Besonders wichtig ist die Frage der chinesischen Joint Ventures. Volkswagen weist selbst darauf hin, dass die Auslieferungszahlen die at-equity bilanzierten chinesischen Gemeinschaftsunternehmen enthalten. Wer diese Fahrzeuge im Zähler berücksichtigt, muss bei der Personalbasis sauber sagen, ob die Beschäftigten der entsprechenden Joint Ventures ebenfalls enthalten sind oder nicht.
In der Analyse des Betriebsrats wird genau dieser Punkt berührt: Bei VW kann die Belegschaft je nach Einbeziehung chinesischer Gemeinschaftsunternehmen deutlich unterschiedlich ausfallen. Die vorliegende Auswertung nennt zum 30. September 2025 rund 666.852 Beschäftigte inklusive chinesischer JVs und 605.912 ohne diese JVs.
Das ist methodisch zentral. Ein Vergleich ist nur fair, wenn Zähler und Nenner dieselbe Welt beschreiben.
Die Argumente des Betriebsrats im Faktencheck
| Argument | Bewertung | Warum es wichtig ist |
|---|---|---|
| Fahrzeuge je Beschäftigtem sind keine direkte Fabrikproduktivität | Richtig | Die Kennzahl enthält nicht nur Montage, sondern auch Entwicklung, Verwaltung, Vertrieb, Finanzdienstleistungen, Software, Logistik und weitere Funktionen. |
| Unterschiedliche Wertschöpfungstiefe verzerrt den Vergleich | Richtig | Wer mehr Komponenten, Antriebe oder Software selbst fertigt, zählt mehr Beschäftigte im Konzern als ein stärker auslagernder Hersteller. |
| Keiretsu-Strukturen bei Toyota müssen berücksichtigt werden | Teilweise richtig | Toyota arbeitet historisch eng mit rechtlich selbstständigen Zulieferern zusammen, diese Beschäftigten stehen nicht automatisch in Toyotas Konzernzahl. |
| Chinesische Joint Ventures müssen symmetrisch behandelt werden | Sehr richtig | Wenn JV-Fahrzeuge gezählt werden, muss klar sein, ob JV-Beschäftigte ebenfalls gezählt werden. |
| Absatz, Auslieferungen und Produktion dürfen nicht vermischt werden | Richtig | Produktion, Wholesale, Retail Sales und Auslieferungen sind unterschiedliche Größen, die Lagerbestände und regionale Zuordnung verzerren können. |
| Markenmix, Nutzfahrzeuge, Premiumanteil und Softwareaktivitäten gehören in die Analyse | Richtig | Ein Porsche, ein MAN-Lkw, ein Toyota Corolla und ein Kia Picanto stehen nicht für dieselbe Wertschöpfungslogik. |
| Der Abstand zwischen Toyota und VW verschwindet durch diese Einwände weitgehend | Nicht belegt | Die Einwände erklären Verzerrungen, sie beseitigen den Produktivitätsabstand aber nicht automatisch. |
So sauber muss man das lesen.
Der Betriebsrat hat recht, wenn er die einfache Rechnung als alleinigen Produktivitätsbeweis zurückweist. Er hat nicht automatisch recht, wenn daraus der Eindruck entstehen soll, der Abstand sei am Ende nur ein Rechentrick.

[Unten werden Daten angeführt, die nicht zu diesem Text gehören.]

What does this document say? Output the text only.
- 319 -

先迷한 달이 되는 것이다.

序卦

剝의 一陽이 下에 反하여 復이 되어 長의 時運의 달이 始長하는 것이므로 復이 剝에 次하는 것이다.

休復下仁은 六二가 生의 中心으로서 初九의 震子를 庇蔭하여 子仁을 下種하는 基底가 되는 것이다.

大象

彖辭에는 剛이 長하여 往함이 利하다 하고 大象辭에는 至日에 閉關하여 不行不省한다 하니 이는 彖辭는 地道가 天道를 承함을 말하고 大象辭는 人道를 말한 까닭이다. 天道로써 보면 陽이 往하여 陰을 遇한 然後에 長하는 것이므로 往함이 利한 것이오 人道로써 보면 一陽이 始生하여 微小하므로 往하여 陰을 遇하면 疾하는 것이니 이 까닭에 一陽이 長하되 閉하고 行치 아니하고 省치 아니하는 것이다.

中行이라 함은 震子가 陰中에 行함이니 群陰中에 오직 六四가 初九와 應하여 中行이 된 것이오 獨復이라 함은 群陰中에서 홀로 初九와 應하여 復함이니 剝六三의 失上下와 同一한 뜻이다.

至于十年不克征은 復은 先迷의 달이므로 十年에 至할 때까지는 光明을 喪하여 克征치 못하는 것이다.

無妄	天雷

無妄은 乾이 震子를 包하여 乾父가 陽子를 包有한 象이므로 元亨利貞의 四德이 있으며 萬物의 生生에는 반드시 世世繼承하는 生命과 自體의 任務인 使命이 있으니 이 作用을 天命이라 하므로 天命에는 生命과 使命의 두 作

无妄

Wo die Betriebsratsargumentation zu weit geht
Der wackeligste Teil ist die Keiretsu-Rechnung.
Im Betriebsratsblatt werden unter anderem Toyota-nahe Zulieferer wie Denso, Aisin und Advics genannt, deren Belegschaften zusammen mehr als 283.000 Menschen umfassen sollen. Das ist als Hinweis auf Toyotas Wertschöpfungsnetzwerk wichtig, aber als einfache Addition methodisch nicht zulässig.

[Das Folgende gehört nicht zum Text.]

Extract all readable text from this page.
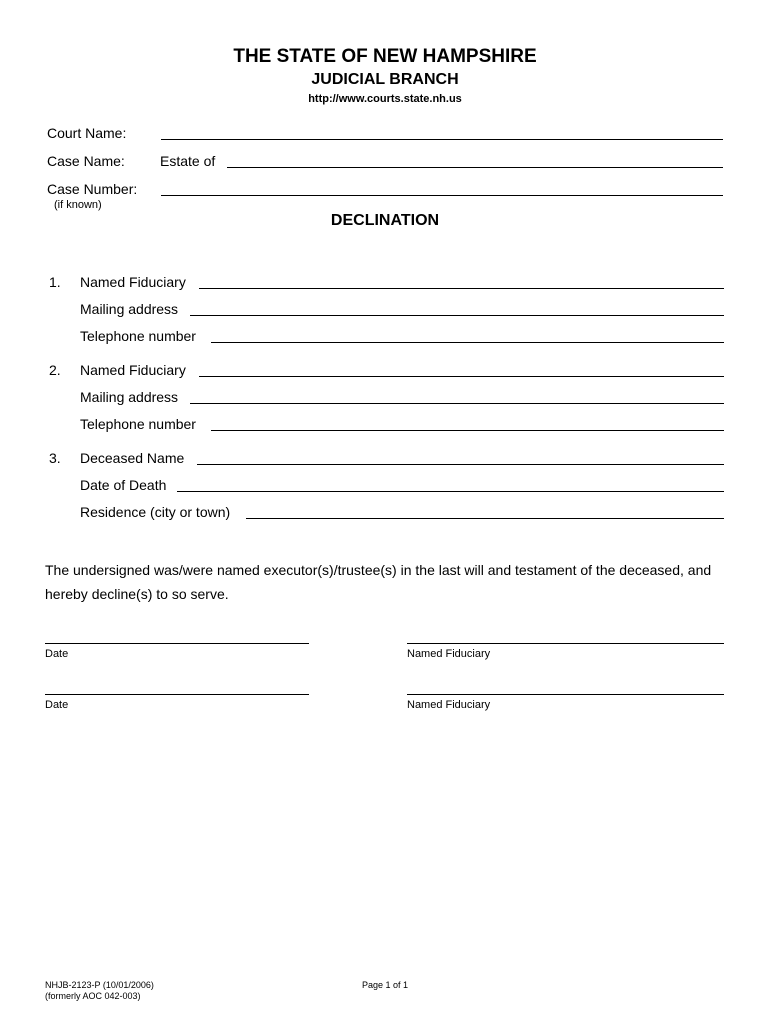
THE STATE OF NEW HAMPSHIRE
JUDICIAL BRANCH
http://www.courts.state.nh.us
Court Name:
Case Name:	Estate of
Case Number:
(if known)
DECLINATION
1. Named Fiduciary
Mailing address
Telephone number
2. Named Fiduciary
Mailing address
Telephone number
3. Deceased Name
Date of Death
Residence (city or town)
The undersigned was/were named executor(s)/trustee(s) in the last will and testament of the deceased, and hereby decline(s) to so serve.
Date	Named Fiduciary
Date	Named Fiduciary
NHJB-2123-P (10/01/2006)
(formerly AOC 042-003)
Page 1 of 1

Denso beschäftigt nach eigenen Angaben rund 158.000 Menschen und entwickelt Komponenten für nahezu alle Fahrzeugmarken. Reuters berichtete 2026 zudem, dass Denso etwa 55 Prozent seines Umsatzes mit Toyota-Gruppenunternehmen erzielt, also eben nicht 100 Prozent. Advics nennt für 2025 rund 13.724 konsolidierte Beschäftigte, während Aisin nach verfügbaren Workforce-Daten bei rund 114.000 Beschäftigten liegt.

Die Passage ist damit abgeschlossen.